There are many types of contraceptives i.e., birth-control measures available to prevent pregnancies. Modern methods are considered much safer than those used several decades ago. Hormone-based measures are widely used in this realm. Those who need contraceptives for an emergency, measures such as Plan B are available. However, you need to know how many times can you use Plan B? This becomes an essential point to avoid a needless pregnancy.

Plan B is based on generic drug called levonorgestrel. This is a widely used emergency contraceptive. It has the approval from federal drug authorizing body – the food and drug administration (FDA). In many instances, people use it as an over the counter (OTC) birth-control option. This contraceptive helps stop ovaries from releasing ova (eggs). Active ingredients control your eggs from entering into the uterine tract.

As the ovaries are allowed to release ova, cells in male’s sperm do not have eggs to fertilize. This is a key thing to prevent pregnancies. Plan B is considered an effective option to suppress pregnancy in women; the success rate hovers from 63 to 91%. However, in a few women (from 1 – 2%), pregnancies have occurred despite consuming this drug. Effectiveness of this med is influenced by periods i.e., menstrual cycles. It is known to work best if you take it prior to your ovulation process. But, if your ovaries have gotten eggs released, a spike in hormonal levels is noticed. Such conditions may make Plan B less effective.

How many times can one take Plan B?

There are no known limits on the number of times. You may use Plan B in as many instances you want to prevent an unplanned pregnancy. Also, long term use of this med is unlikely to trigger risks to your wellbeing. Consistent use is not known to have a bearing on your fertility level. Moreover, regular use of this med is not linked to any neonatal defects among newly born babies; nor do new-borns develop any medical conditions if the mother had used Plan B repeatedly.

You need to know that Plan B is not a substitute to long-term and standard birth-control measures such as an intrauterine device (IUD), progestin-only tablets, oral-contraceptive options, etc. It is important to stay aware of the ineffectiveness of Plan B to protect you from sexually transmitted diseases or infections.

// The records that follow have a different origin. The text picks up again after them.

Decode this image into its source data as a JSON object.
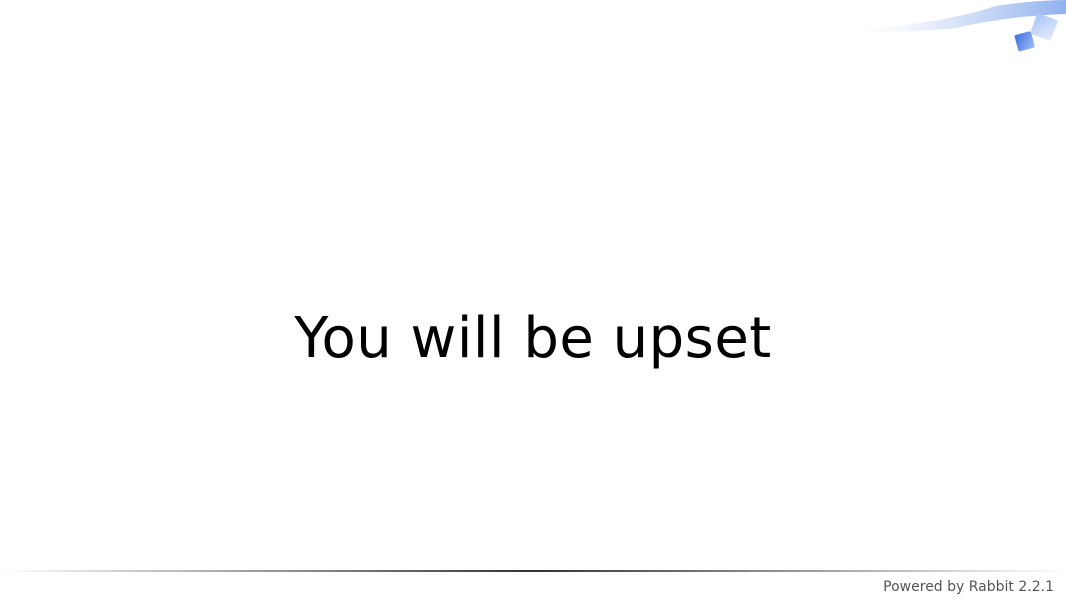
{
  "slide": {
    "title": "You will be upset"
  },
  "footer": {
    "powered_by": "Powered by Rabbit 2.2.1"
  },
  "colors": {
    "background": "#ffffff",
    "title": "#000000",
    "footer_text": "#555555",
    "accent_blue": "#5b86e5"
  },
  "icons": {
    "corner": "blue-swoosh-with-squares-icon"
  }
}
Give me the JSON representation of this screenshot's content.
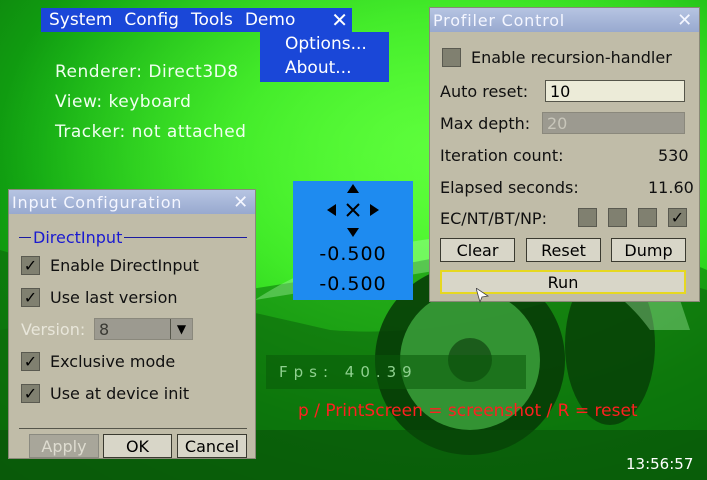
{
  "colors": {
    "background": "#2ee01a",
    "menu": "#1a47d8",
    "window": "#c0bca8",
    "pad": "#1e8bf0"
  },
  "menubar": {
    "items": [
      "System",
      "Config",
      "Tools",
      "Demo"
    ],
    "close_icon": "close-icon"
  },
  "demo_menu": {
    "items": [
      "Options...",
      "About..."
    ]
  },
  "info": {
    "renderer": "Renderer: Direct3D8",
    "view": "View: keyboard",
    "tracker": "Tracker: not attached"
  },
  "profiler": {
    "title": "Profiler Control",
    "enable_recursion_label": "Enable recursion-handler",
    "enable_recursion_checked": false,
    "auto_reset_label": "Auto reset:",
    "auto_reset_value": "10",
    "max_depth_label": "Max depth:",
    "max_depth_value": "20",
    "iteration_label": "Iteration count:",
    "iteration_value": "530",
    "elapsed_label": "Elapsed seconds:",
    "elapsed_value": "11.60",
    "ec_label": "EC/NT/BT/NP:",
    "ec_checks": [
      false,
      false,
      false,
      true
    ],
    "clear_label": "Clear",
    "reset_label": "Reset",
    "dump_label": "Dump",
    "run_label": "Run"
  },
  "input_config": {
    "title": "Input Configuration",
    "group_label": "DirectInput",
    "enable_label": "Enable DirectInput",
    "enable_checked": true,
    "last_version_label": "Use last version",
    "last_version_checked": true,
    "version_label": "Version:",
    "version_value": "8",
    "exclusive_label": "Exclusive mode",
    "exclusive_checked": true,
    "device_init_label": "Use at device init",
    "device_init_checked": true,
    "apply_label": "Apply",
    "ok_label": "OK",
    "cancel_label": "Cancel"
  },
  "pad": {
    "value_x": "-0.500",
    "value_y": "-0.500"
  },
  "fps_text": "Fps: 40.39",
  "marquee_text": "p / PrintScreen = screenshot / R = reset",
  "clock": "13:56:57"
}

In this milieu, contraceptives such as condoms are known to decrease the risk of such infections.

In general, your caregiving team may prescribe other standard contraceptives for long-term use. A safer option is insertion of an intrauterine device; such devices can be placed within 7 days from the time of an unprotected sexual act. The good news here is – this device can remain in your system for long and thus protect you from risks of unplanned pregnancies.

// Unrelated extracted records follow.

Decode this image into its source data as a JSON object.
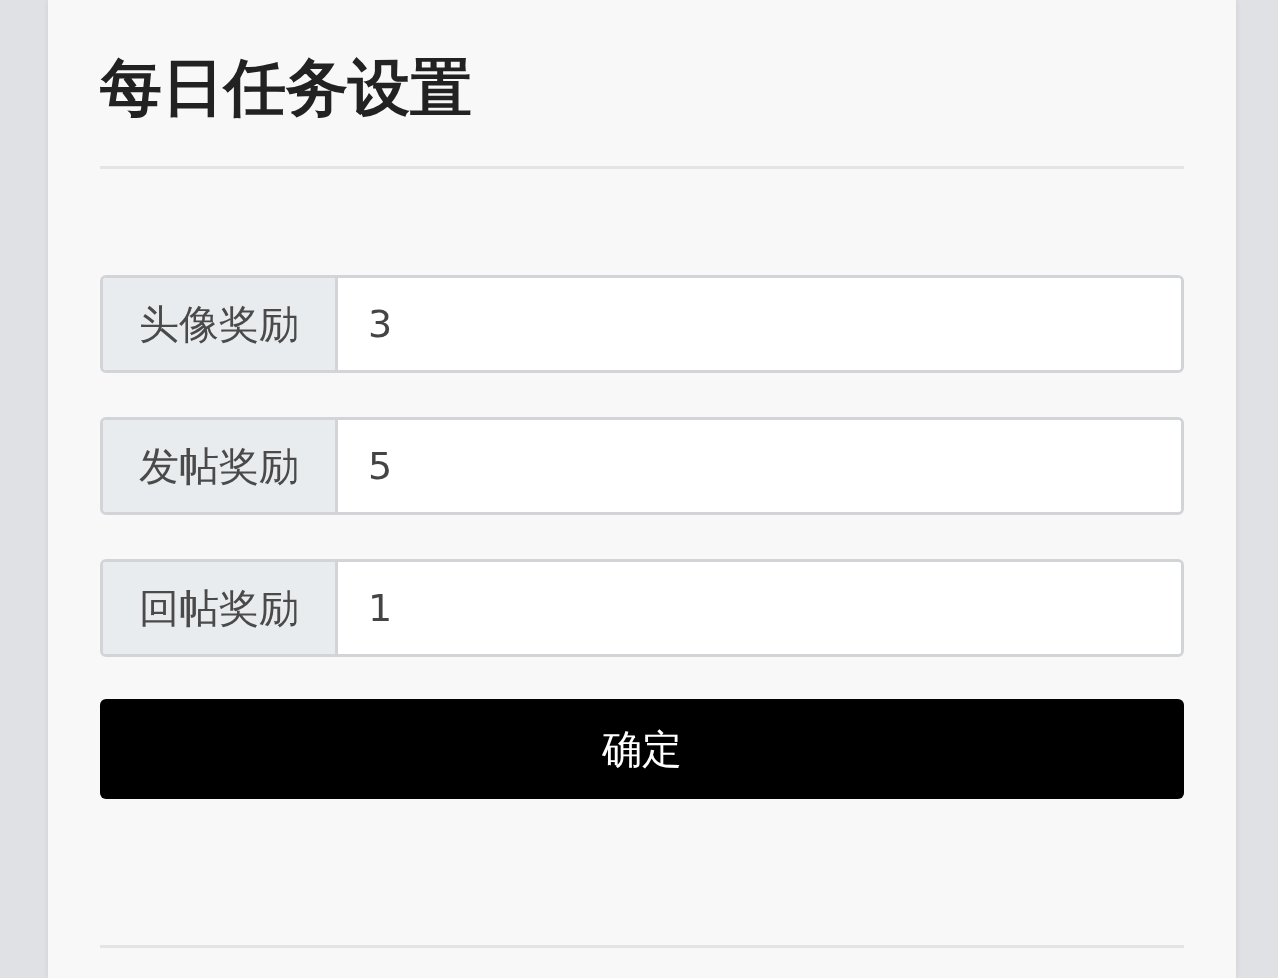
{
  "title": "每日任务设置",
  "fields": [
    {
      "label": "头像奖励",
      "value": "3"
    },
    {
      "label": "发帖奖励",
      "value": "5"
    },
    {
      "label": "回帖奖励",
      "value": "1"
    }
  ],
  "submit": "确定"
}
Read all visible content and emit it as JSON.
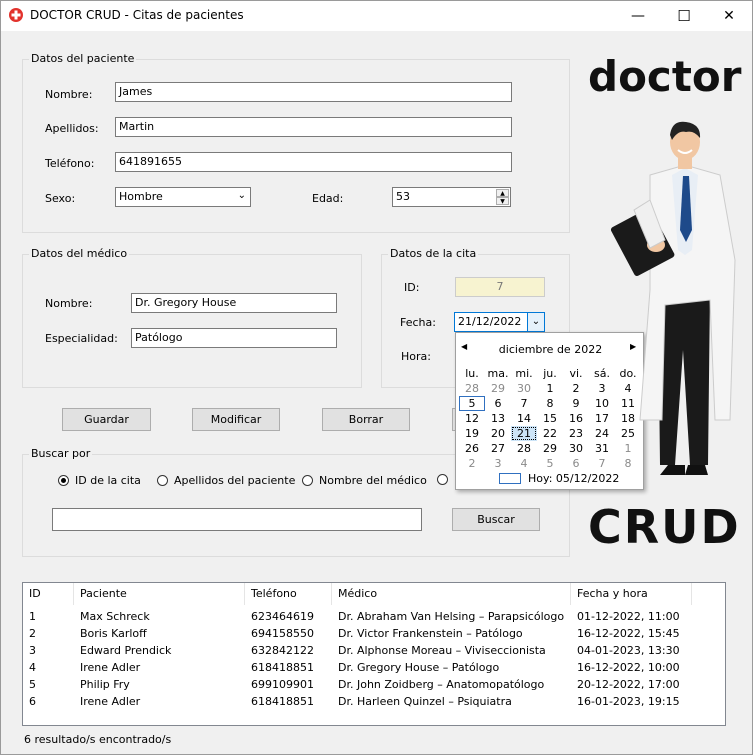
{
  "window": {
    "title": "DOCTOR CRUD - Citas de pacientes",
    "controls": [
      "—",
      "☐",
      "✕"
    ]
  },
  "patient": {
    "group_label": "Datos del paciente",
    "name_label": "Nombre:",
    "name_value": "James",
    "surname_label": "Apellidos:",
    "surname_value": "Martin",
    "phone_label": "Teléfono:",
    "phone_value": "641891655",
    "sex_label": "Sexo:",
    "sex_value": "Hombre",
    "age_label": "Edad:",
    "age_value": "53"
  },
  "doctor": {
    "group_label": "Datos del médico",
    "name_label": "Nombre:",
    "name_value": "Dr. Gregory House",
    "specialty_label": "Especialidad:",
    "specialty_value": "Patólogo"
  },
  "appointment": {
    "group_label": "Datos de la cita",
    "id_label": "ID:",
    "id_value": "7",
    "date_label": "Fecha:",
    "date_value": "21/12/2022",
    "time_label": "Hora:"
  },
  "calendar": {
    "month": "diciembre de 2022",
    "weekdays": [
      "lu.",
      "ma.",
      "mi.",
      "ju.",
      "vi.",
      "sá.",
      "do."
    ],
    "days": [
      {
        "t": "28",
        "dim": true
      },
      {
        "t": "29",
        "dim": true
      },
      {
        "t": "30",
        "dim": true
      },
      {
        "t": "1"
      },
      {
        "t": "2"
      },
      {
        "t": "3"
      },
      {
        "t": "4"
      },
      {
        "t": "5",
        "today": true
      },
      {
        "t": "6"
      },
      {
        "t": "7"
      },
      {
        "t": "8"
      },
      {
        "t": "9"
      },
      {
        "t": "10"
      },
      {
        "t": "11"
      },
      {
        "t": "12"
      },
      {
        "t": "13"
      },
      {
        "t": "14"
      },
      {
        "t": "15"
      },
      {
        "t": "16"
      },
      {
        "t": "17"
      },
      {
        "t": "18"
      },
      {
        "t": "19"
      },
      {
        "t": "20"
      },
      {
        "t": "21",
        "sel": true
      },
      {
        "t": "22"
      },
      {
        "t": "23"
      },
      {
        "t": "24"
      },
      {
        "t": "25"
      },
      {
        "t": "26"
      },
      {
        "t": "27"
      },
      {
        "t": "28"
      },
      {
        "t": "29"
      },
      {
        "t": "30"
      },
      {
        "t": "31"
      },
      {
        "t": "1",
        "dim": true
      },
      {
        "t": "2",
        "dim": true
      },
      {
        "t": "3",
        "dim": true
      },
      {
        "t": "4",
        "dim": true
      },
      {
        "t": "5",
        "dim": true
      },
      {
        "t": "6",
        "dim": true
      },
      {
        "t": "7",
        "dim": true
      },
      {
        "t": "8",
        "dim": true
      }
    ],
    "today_label": "Hoy: 05/12/2022"
  },
  "actions": {
    "save": "Guardar",
    "modify": "Modificar",
    "delete": "Borrar"
  },
  "search": {
    "group_label": "Buscar por",
    "options": [
      "ID de la cita",
      "Apellidos del paciente",
      "Nombre del médico"
    ],
    "selected_index": 0,
    "query": "",
    "button": "Buscar"
  },
  "branding": {
    "top_word": "doctor",
    "bottom_word": "CRUD"
  },
  "table": {
    "headers": [
      "ID",
      "Paciente",
      "Teléfono",
      "Médico",
      "Fecha y hora"
    ],
    "rows": [
      [
        "1",
        "Max Schreck",
        "623464619",
        "Dr. Abraham Van Helsing – Parapsicólogo",
        "01-12-2022, 11:00"
      ],
      [
        "2",
        "Boris Karloff",
        "694158550",
        "Dr. Victor Frankenstein – Patólogo",
        "16-12-2022, 15:45"
      ],
      [
        "3",
        "Edward Prendick",
        "632842122",
        "Dr. Alphonse Moreau – Viviseccionista",
        "04-01-2023, 13:30"
      ],
      [
        "4",
        "Irene Adler",
        "618418851",
        "Dr. Gregory House – Patólogo",
        "16-12-2022, 10:00"
      ],
      [
        "5",
        "Philip Fry",
        "699109901",
        "Dr. John Zoidberg – Anatomopatólogo",
        "20-12-2022, 17:00"
      ],
      [
        "6",
        "Irene Adler",
        "618418851",
        "Dr. Harleen Quinzel – Psiquiatra",
        "16-01-2023, 19:15"
      ]
    ]
  },
  "status": "6 resultado/s encontrado/s"
}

A few key points to remember when taking Plan B

Some adverse and unwanted side effects may arise when women use Plan B. These include abdominal conditions such as pains, nausea, indigestion / dyspepsia, discharge of watery stools or vomiting. If you have a drinking habit, odds of side effects like tiredness, drowsiness, being dizzy and muscular weakness are high. A few women – upon using Plan B – may notice a marked change in their periods i.e., menstrual cycles. During such occasions, they are likely to witness acute pain in their lower abdomen.

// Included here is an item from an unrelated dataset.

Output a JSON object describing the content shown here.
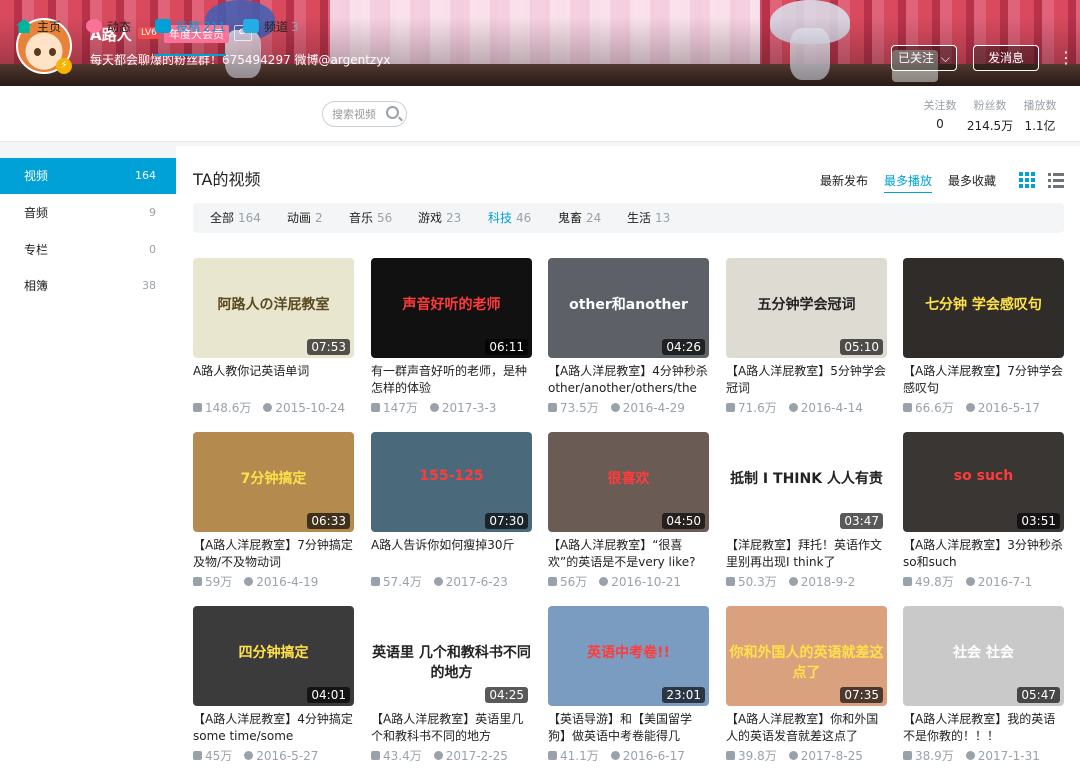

Lastly, you are advised to share the list of your existing medication plans with your caregiving team; this is a safe practice and helps prevent adverse drug interactions with Plan B. While making this list, ensure to add OTC meds, prescribed drugs and supplements of minerals, proteins or other essential minerals as well as herbal or dietary aids.


Information provided here are only of supplementary nature. Information shared here does not substitute a qualified doctor’s advice. This website is not suggesting intake of this drug as safe or appropriate. Hence it is advised to talk to your doctor before consuming this med or any other drug.